相続は、手間がかかる

”負”の財産を相続するとき

石川県の相続税専門税理士

金沢市、野々市市、白山市、小松市を中心に活動しています!

ブログをお読みいただき、ありがとうございます。

 

前々回 紹介しました 相続に関する意識調査のなかで、

子供は、親から相続で財産を受け取ることについて

「期待していない、やや期待していない」が8割にのぼる、という結果をご紹介しました。

なぜ、こんなに高い割合なのか 理由を考えてみると、

昨今 話題になっている空き家問題など、負の相続財産の存在が

影響しているのではないかと考えられます。

 

相続が起きたとき、借入金など負の財産のほうが大きい場合は、

相続の放棄をすることができます。

負の財産というと、借入金が頭に浮かびますが、表向きはプラスの財産でも

相続放棄される財産が 最近増えているようです。

いわゆる“負”の財産。

 

地方の衰退を背景に、最近は住む人がいなくなった家や、荒れた山林、田畑

といった不動産が増加しています。

 

先日、こんな話を聞きました。

相続人は兄弟2人でした。

兄は地方の実家近くに住み、弟は都会暮らし。

父親に相続が起きました。

実家には、いわゆる“負”の財産がありました。

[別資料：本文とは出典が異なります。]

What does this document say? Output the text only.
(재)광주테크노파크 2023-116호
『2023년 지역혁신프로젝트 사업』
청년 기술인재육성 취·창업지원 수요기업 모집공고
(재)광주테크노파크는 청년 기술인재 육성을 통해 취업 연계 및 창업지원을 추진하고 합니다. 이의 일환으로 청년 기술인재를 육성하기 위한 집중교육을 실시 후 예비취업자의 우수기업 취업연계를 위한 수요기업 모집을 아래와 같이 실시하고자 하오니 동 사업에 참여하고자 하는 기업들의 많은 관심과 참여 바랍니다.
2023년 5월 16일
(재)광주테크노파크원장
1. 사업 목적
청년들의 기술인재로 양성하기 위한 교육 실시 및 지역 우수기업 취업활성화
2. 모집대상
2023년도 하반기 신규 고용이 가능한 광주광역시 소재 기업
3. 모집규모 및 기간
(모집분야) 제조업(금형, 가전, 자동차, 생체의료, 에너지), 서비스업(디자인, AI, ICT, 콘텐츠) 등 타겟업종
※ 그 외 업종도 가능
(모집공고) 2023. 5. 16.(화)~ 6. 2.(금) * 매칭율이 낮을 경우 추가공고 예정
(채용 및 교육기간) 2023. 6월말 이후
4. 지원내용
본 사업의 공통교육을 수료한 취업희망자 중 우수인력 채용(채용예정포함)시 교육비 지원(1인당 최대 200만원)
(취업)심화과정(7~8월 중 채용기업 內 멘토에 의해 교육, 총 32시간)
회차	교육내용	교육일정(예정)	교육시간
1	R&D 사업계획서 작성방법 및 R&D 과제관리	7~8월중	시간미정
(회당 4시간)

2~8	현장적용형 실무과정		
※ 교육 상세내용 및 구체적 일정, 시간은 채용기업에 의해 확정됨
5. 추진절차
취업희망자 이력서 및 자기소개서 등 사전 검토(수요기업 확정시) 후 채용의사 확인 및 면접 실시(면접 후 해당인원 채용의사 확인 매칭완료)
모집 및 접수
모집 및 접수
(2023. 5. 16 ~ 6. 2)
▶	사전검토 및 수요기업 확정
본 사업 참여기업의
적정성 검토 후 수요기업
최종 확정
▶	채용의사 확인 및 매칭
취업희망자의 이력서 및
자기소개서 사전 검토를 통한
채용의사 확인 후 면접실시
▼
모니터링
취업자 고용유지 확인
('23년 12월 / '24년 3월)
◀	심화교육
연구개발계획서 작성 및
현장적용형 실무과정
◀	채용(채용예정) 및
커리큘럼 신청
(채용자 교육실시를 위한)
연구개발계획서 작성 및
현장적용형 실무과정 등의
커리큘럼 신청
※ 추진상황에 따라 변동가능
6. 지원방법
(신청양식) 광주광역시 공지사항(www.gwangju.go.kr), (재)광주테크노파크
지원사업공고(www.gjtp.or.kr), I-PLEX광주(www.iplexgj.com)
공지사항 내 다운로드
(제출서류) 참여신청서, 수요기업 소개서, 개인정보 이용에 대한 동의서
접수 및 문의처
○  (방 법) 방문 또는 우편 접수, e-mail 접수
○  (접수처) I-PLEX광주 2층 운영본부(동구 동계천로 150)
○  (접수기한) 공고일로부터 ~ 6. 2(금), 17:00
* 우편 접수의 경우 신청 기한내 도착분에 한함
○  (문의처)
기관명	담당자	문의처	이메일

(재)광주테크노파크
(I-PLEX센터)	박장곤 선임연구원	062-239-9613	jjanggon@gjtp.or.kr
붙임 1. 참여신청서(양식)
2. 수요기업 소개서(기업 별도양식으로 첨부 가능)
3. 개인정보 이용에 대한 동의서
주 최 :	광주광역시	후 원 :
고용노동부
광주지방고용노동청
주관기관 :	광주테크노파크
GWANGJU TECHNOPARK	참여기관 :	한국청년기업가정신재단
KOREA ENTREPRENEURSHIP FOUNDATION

それは山林と田畑でした。

額面どおり 相続税評価をすると立派な金額になりますが、

売却できる予定はありません。

税金の負担だけがのしかかってくることになります。

 

もし 空家だった場合、倒壊の危険もあるでしょうから修繕費もかさみます。

また、近い将来、取り壊し費用もかかってきます。

 

兄と弟の法定相続分は、1/2ずつです。

兄弟で話し合った結果、

兄は、この“負”の財産を相続する代わりに 将来の維持費に相当する預貯金を

弟より 多く 相続することにしたそうです。

このケースでは、兄弟間の話し合いがスムーズに進みました。よかったです。

ところが、これはレアケースかもしれません。

 

上記のように、兄が地方、弟が都会に暮らしている兄弟間で、

相続の争いが起こったら…。

判例では、

「 地方に住んでいる兄に 実家近くの不動産を相続させるのが 

    好ましいのではないか 」と判断される傾向があるようです。

 

資産の内容、家族構成、家族の関係… それぞれの方に起こる

相続に同じものはひとつもありません。

前々回からブログでも触れていますが、早いうちから 家族のあいだで

話し合い、意思疎通をはかることが大切だと感じます。